Tony Abbott's new anti-dumping policy is completely unnecessary. His threat to force importers to demonstrate that the goods they bring into Australia are not sold at less than the cost of production is a bureaucratic nightmare. Dumping is far from the biggest issue facing Australian manufacturing.
Increasingly, these non-tariff barriers appear at the behest of environmental non-government organisations (NGOs). The Illegal Logging Prohibition Bill, now in the Federal Parliament, aims to stop the importation of illegal logged timber.
Similar to Abbott's anti-dumping proposals, timber importers will be required to prove their timber is not illegally logged, a task that is expensive, time-consuming, and may prove impossible. As a study commissioned by the Department of Agriculture, Forestry and Fisheries revealed, the legislation is attempting to solve a problem that doesn't exist. Australia's timber imports are less than one-tenth of 1 per cent of global timber production.
This shows how environmental NGOs are successfully converting their anti-corporate campaigning into legislative trade barriers. Timber, coffee, sugar, cotton, palm oil and beef are some of the commodities the NGOs have set their sights on. As I identified in a recent report, Environmental NGOs imposing [in]voluntary regulations on consumers and business, there's a growing tendency for NGOs to boycott individual companies that don't comply with the NGO's self-imposed standards.
If a corporation attempted such action against another corporation as a result of a commercial dispute it would be illegal under the Competition and Consumer Act and the Australian Competition and Consumer Commission would intervene. But under an exemption in the act, if an NGO boycotts a company because of ''environmental'' concerns, it is legal.
Abbott has allowed Julia Gillard to capture the free-trade high ground. This is incredible given it was the Gillard government that unilaterally banned the live cattle trade to Indonesia.

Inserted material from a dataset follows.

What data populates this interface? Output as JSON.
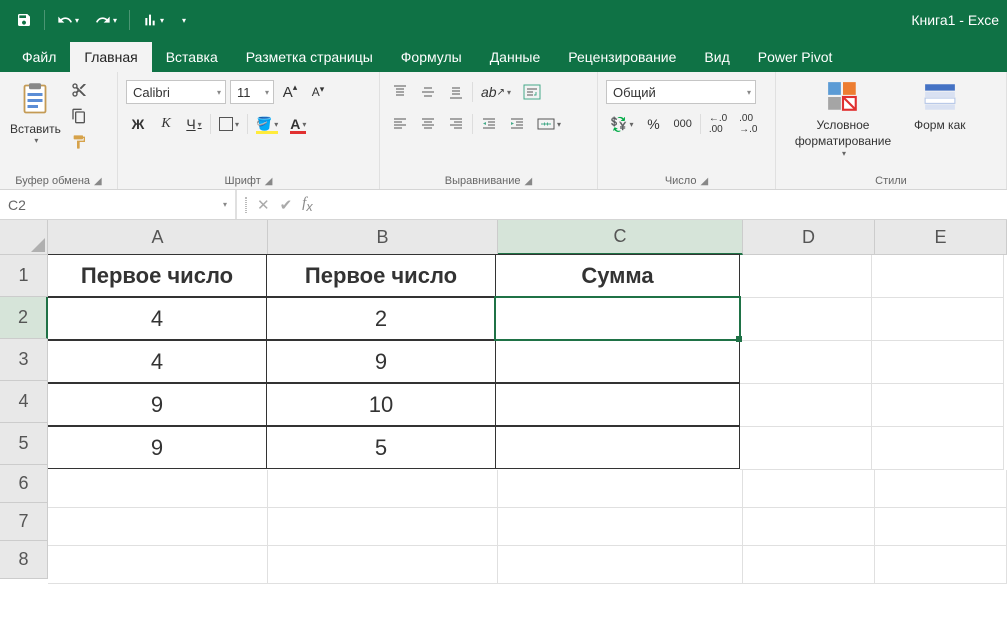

Further, at the same time as the government talks about cutting tariffs, it's establishing a whole new series of non-tariff barriers on imports and exports. The latest, thanks to the government's tobacco plain packaging legislation, means that cigars imported into Australia will need to have the bands around them removed.
That's because those bands violate the rules on plain packaging. It's a worry that in communist Cuba you can smoke a cigar that has the manufacturer's band around it, but you can't in Australia. And it's a worry when the Cuban government threatens to take Australia to the World Trade Organisation.
The Labor government talks a good game on free trade. The problem is that the reality doesn't always match the rhetoric.